These blueberry-oatmeal scones with pecans are a wholesome and delicious breakfast treat! Either fresh or frozen blueberries can be used.
- 1 ½ cups rolled oats
- ½ cup whole wheat flour
- ½ cup all-purpose flour
- ⅓ cup white sugar
- ¾ teaspoon baking soda
- ¾ teaspoon baking powder
- 6 tablespoons butter, cubed
- ¾ cup milk
- 1 cup fresh blueberries or frozen blueberries, thawed
- ½ cup pecans
- 2 tablespoons milk
- Preheat oven to 375 degrees F (190 degrees C). Lightly grease a baking sheet.

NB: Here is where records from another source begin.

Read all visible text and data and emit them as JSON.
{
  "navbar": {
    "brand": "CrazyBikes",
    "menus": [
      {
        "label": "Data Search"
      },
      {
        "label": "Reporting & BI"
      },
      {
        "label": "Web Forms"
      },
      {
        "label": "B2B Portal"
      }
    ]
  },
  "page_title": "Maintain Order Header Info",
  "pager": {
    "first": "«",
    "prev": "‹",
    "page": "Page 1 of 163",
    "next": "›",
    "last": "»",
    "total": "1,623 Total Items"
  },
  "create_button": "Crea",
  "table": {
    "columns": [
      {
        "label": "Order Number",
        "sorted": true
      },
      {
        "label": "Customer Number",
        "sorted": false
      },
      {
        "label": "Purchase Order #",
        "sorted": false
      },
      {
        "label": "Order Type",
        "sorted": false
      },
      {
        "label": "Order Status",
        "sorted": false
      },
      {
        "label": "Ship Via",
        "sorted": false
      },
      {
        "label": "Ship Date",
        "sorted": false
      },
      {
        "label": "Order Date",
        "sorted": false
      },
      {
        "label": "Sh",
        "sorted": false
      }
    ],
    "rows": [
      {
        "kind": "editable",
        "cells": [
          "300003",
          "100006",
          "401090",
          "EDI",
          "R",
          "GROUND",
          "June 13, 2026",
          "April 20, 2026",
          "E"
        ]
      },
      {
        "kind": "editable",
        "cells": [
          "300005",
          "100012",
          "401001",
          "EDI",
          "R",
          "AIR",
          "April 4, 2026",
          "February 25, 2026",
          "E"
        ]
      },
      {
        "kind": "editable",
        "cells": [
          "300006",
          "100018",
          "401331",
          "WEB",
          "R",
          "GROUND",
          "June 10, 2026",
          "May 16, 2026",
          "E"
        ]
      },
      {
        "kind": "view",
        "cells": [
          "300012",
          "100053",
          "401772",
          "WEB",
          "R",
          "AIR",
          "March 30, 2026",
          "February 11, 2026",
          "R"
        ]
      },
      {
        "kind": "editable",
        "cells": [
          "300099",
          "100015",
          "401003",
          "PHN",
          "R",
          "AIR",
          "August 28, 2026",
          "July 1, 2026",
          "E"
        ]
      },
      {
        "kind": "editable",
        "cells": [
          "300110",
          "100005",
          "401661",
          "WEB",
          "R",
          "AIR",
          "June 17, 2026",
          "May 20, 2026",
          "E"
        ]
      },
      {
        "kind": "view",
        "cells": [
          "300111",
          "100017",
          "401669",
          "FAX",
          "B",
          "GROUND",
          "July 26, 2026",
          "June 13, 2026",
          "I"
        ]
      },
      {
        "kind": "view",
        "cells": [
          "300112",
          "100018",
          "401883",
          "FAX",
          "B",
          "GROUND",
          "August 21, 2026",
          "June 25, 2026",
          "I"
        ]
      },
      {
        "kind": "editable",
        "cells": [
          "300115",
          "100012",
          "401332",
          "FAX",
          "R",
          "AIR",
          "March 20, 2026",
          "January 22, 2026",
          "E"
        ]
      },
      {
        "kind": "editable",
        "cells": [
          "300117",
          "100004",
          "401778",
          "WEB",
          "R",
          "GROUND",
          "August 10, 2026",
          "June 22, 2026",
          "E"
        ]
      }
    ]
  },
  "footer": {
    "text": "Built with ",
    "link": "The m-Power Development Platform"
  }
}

- Stir the oatmeal, flours, sugar, baking soda, and baking powder together in a mixing bowl. Use a pastry cutter or two forks and cut in the butter with the flour mixture until crumbly and well blended. Stir the milk into the flour mixture until just combined. Lightly stir in the pecans and blueberries. Collect the dough into a ball and pat into a large circle about 1 inch high. Cut into 8 wedges, and place on prepared baking sheet. Brush tops with 2 tablespoons milk.
- Bake in preheated oven until lightly browned, 20 to 25 minutes.